This piece was originally published at The Christian Post on July 4, 2012.
I enjoyed watching The Avengers recently at the movie theater. I loved how the Marvel Studios’ superheroes avenged the forces of evil from beyond this world, and how the globe was delivered from harm. Captain America was certainly one of the more subdued characters in the film. He’s a selfless superhero, quite a contrast to Iron Man’s Tony Stark. Steve Rogers as Captain America is a throwback to an earlier time in America’s history, a veteran of WWII. It’s hard to find such throwbacks today. But they are around us. I meet military people, for example, whose commitment to their country’s ideals far outweighs their sense of self-importance. So refreshing. On the Fourth of July, those of us who are Americans celebrate this country’s independence, and remember the courage of those whose ideals of freedom for the people and emerging society whom they served led them to put themselves in harm’s way.

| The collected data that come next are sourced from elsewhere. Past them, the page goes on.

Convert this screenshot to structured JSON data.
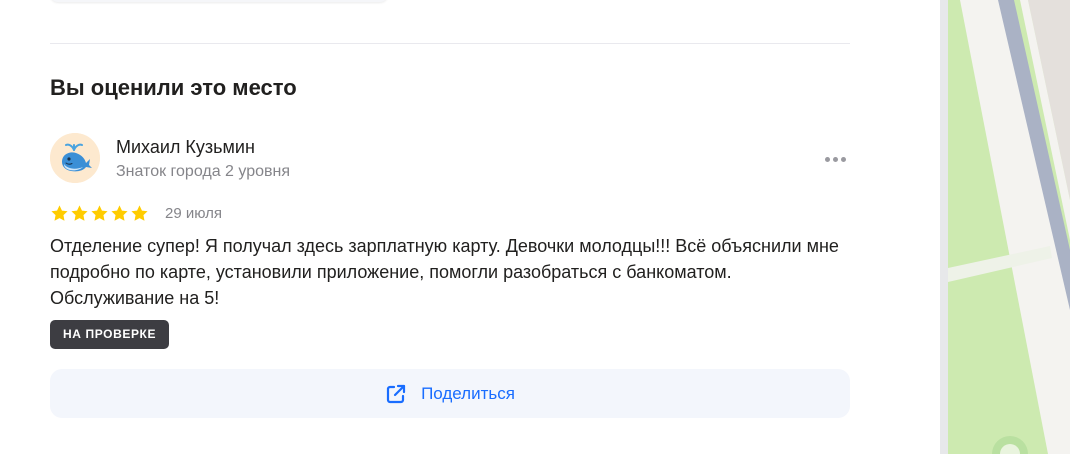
{
  "section": {
    "title": "Вы оценили это место"
  },
  "review": {
    "author_name": "Михаил Кузьмин",
    "author_level": "Знаток города 2 уровня",
    "rating": 5,
    "rating_max": 5,
    "date": "29 июля",
    "text": "Отделение супер! Я получал здесь зарплатную карту. Девочки молодцы!!! Всё объяснили мне подробно по карте, установили приложение, помогли разобраться с банкоматом. Обслуживание на 5!",
    "status_badge": "НА ПРОВЕРКЕ"
  },
  "actions": {
    "share_label": "Поделиться",
    "share_icon": "share-external-icon",
    "more_icon": "more-dots-icon"
  },
  "colors": {
    "accent": "#196dff",
    "star": "#fc0",
    "badge_bg": "#3d3d42",
    "share_bg": "#f3f6fc",
    "map_park": "#cdeab0",
    "map_road": "#aab2c5"
  }
}
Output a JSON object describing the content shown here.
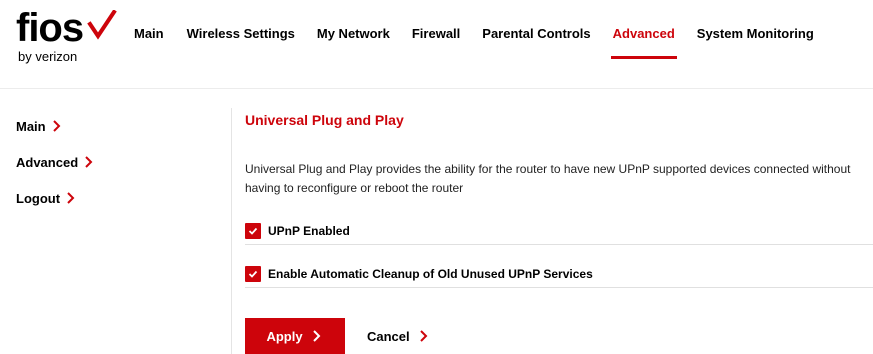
{
  "brand": {
    "logo_text": "fios",
    "logo_subtext": "by verizon",
    "accent_color": "#cd040b"
  },
  "nav": {
    "items": [
      {
        "label": "Main",
        "active": false
      },
      {
        "label": "Wireless Settings",
        "active": false
      },
      {
        "label": "My Network",
        "active": false
      },
      {
        "label": "Firewall",
        "active": false
      },
      {
        "label": "Parental Controls",
        "active": false
      },
      {
        "label": "Advanced",
        "active": true
      },
      {
        "label": "System Monitoring",
        "active": false
      }
    ]
  },
  "sidebar": {
    "items": [
      {
        "label": "Main",
        "icon": "chevron-right-icon"
      },
      {
        "label": "Advanced",
        "icon": "chevron-right-icon"
      },
      {
        "label": "Logout",
        "icon": "chevron-right-icon"
      }
    ]
  },
  "main": {
    "title": "Universal Plug and Play",
    "description": "Universal Plug and Play provides the ability for the router to have new UPnP supported devices connected without having to reconfigure or reboot the router",
    "options": [
      {
        "label": "UPnP Enabled",
        "checked": true
      },
      {
        "label": "Enable Automatic Cleanup of Old Unused UPnP Services",
        "checked": true
      }
    ],
    "apply_label": "Apply",
    "cancel_label": "Cancel"
  }
}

I hate to recall on such a hallowed occasion that we have not always championed our country’s ideals of freedom. Thomas Jefferson and others were known for keeping slaves. Some people were and are certainly more free than others. As a Native American friend of mine said, “The reason why they call it the land of the free is because they never paid us for it.” The reservation system still exists, and it causes me to be rather reserved as I celebrate our country’s freedom today.

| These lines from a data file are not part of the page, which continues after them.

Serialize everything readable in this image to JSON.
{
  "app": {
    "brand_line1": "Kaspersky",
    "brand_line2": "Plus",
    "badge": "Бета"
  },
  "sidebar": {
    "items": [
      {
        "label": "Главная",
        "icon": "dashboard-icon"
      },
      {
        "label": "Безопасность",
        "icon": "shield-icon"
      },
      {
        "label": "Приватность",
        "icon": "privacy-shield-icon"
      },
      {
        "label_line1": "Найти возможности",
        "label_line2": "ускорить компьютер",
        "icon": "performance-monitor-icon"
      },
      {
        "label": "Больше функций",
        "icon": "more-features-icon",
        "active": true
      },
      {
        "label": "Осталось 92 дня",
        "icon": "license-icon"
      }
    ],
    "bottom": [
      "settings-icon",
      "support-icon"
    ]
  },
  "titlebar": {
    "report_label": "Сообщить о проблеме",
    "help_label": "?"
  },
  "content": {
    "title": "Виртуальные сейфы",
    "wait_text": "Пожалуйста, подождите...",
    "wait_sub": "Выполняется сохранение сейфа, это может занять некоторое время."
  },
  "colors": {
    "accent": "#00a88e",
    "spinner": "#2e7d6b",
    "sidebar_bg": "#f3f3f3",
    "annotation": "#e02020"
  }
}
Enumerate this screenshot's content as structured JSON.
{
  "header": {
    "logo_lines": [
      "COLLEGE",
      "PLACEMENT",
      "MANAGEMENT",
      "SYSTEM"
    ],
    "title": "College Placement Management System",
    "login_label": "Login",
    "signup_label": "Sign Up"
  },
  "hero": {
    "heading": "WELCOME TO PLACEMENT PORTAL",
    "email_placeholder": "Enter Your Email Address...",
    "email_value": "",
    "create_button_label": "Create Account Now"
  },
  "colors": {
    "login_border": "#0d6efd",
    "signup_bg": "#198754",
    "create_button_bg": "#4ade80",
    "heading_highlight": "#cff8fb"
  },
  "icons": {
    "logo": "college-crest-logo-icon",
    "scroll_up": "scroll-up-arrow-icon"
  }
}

So often, we put our own personal community’s and individual comforts ahead of others. As long as we’re free, as long as we’re safe, that’s all that matters. It seems to me that Captain America’s selflessness and sleepless watch for the cause of freedom on behalf of all needs to be awakened in all of us anew this day. I love the words of Lynyrd Skynyrd’s song, “None of Us Are Free.” If one of us is in chains, none of the rest of us are free. I love even more the words of Emma Lazarus’ poem “The New Colossus,” which is engraved on a tablet at the foot of the Statue of Liberty. I will celebrate the following lines that call us back to transcendent ideals and call us forward to live them out today. The Statue of Liberty, to whom Lazarus refers as “a mighty woman,” is Lady America. She is the “Mother of Exiles,” who beckons to “the ancient lands” from New York’s Harbor:
“Keep ancient lands, your storied pomp!” cries she
With silent lips. “Give me your tired, your poor,
Your huddled masses yearning to breathe free,
The wretched refuse of your teeming shore.
Send these, the homeless, tempest-tost to me,
I lift my lamp beside the golden door!”
Like Captain America, Lady America beckons to those of us who are Americans to make sure that the freedoms we so cherish and celebrate this day not be self-serving, but opportunities to become truly free and servants of all.